Depuis les années 1960, lorsque les premiers voyageurs hippies empruntaient la légendaire route des Indes jusqu’aux rivages balinais, l’île des Dieux a vu ses paysages côtiers se transformer. Les plages dorées qui s’étendaient à perte de vue ont progressivement rétréci sous l’effet conjugué de l’érosion naturelle et de l’urbanisation touristique. Pourtant, loin de baisser les bras face à ce constat, une nouvelle génération de Balinais a décidé de retrousser ses manches. Armés de sacs, de râteaux et d’une détermination sans faille, ces gardiens du littoral réinventent la relation de l’île à ses côtes, révélant au passage une facette méconnue de la culture balinaise : celle de la responsabilité collective envers leur terre sacrée.
Nichée juste au sud du 8ème parallèle dans l’hémisphère austral, Bali ne déploie que 5 600 km² entre la mer de Bali au nord et l’océan Indien au sud – à peine les deux tiers de la Corse. Pourtant, cette modeste superficie recèle une diversité géographique étonnante. Des rizières en terrasses sculptées dans les pentes volcaniques jusqu’aux plages méridionales, l’île s’élève rapidement depuis le niveau de la mer jusqu’aux 3 141 mètres du mont Agung, ce volcan majestueux qui veille sur l’ensemble du territoire.

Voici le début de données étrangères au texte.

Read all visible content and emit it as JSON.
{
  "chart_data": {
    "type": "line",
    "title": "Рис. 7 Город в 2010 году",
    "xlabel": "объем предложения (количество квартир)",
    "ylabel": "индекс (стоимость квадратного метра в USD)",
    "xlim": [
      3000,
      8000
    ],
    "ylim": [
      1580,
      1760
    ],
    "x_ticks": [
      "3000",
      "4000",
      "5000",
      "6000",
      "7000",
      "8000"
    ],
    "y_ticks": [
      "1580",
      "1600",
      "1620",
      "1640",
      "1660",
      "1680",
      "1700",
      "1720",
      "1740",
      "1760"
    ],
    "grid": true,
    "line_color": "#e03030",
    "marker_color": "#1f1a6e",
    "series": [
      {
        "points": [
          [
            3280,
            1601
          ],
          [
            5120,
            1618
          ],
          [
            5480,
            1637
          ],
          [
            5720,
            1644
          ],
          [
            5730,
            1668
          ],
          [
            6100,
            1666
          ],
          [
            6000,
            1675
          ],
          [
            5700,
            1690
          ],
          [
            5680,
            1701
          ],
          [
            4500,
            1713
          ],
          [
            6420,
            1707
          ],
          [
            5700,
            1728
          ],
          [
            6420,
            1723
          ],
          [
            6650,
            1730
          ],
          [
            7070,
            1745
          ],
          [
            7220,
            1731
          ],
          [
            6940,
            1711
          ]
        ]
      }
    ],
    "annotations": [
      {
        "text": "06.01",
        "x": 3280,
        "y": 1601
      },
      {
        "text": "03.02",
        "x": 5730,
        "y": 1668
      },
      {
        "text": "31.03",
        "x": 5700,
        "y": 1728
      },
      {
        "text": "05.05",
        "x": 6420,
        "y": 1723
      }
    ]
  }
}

Dans la cosmologie traditionnelle balinaise, cette géographie revêt une dimension sacrée : les montagnes incarnent le séjour des divinités, tandis que l’océan abritait les forces démoniaques. Cette vision millénaire explique pourquoi les populations se sont historiquement concentrées sur les pentes fertiles, là où les sols issus de la décomposition des basaltes permettent la culture du riz irrigué. Aujourd’hui, avec l’une des plus fortes densités de population au monde, l’île a dû repenser son rapport à l’espace, et notamment à ces rivages autrefois redoutés, désormais devenus l’attraction principale pour les visiteurs internationaux.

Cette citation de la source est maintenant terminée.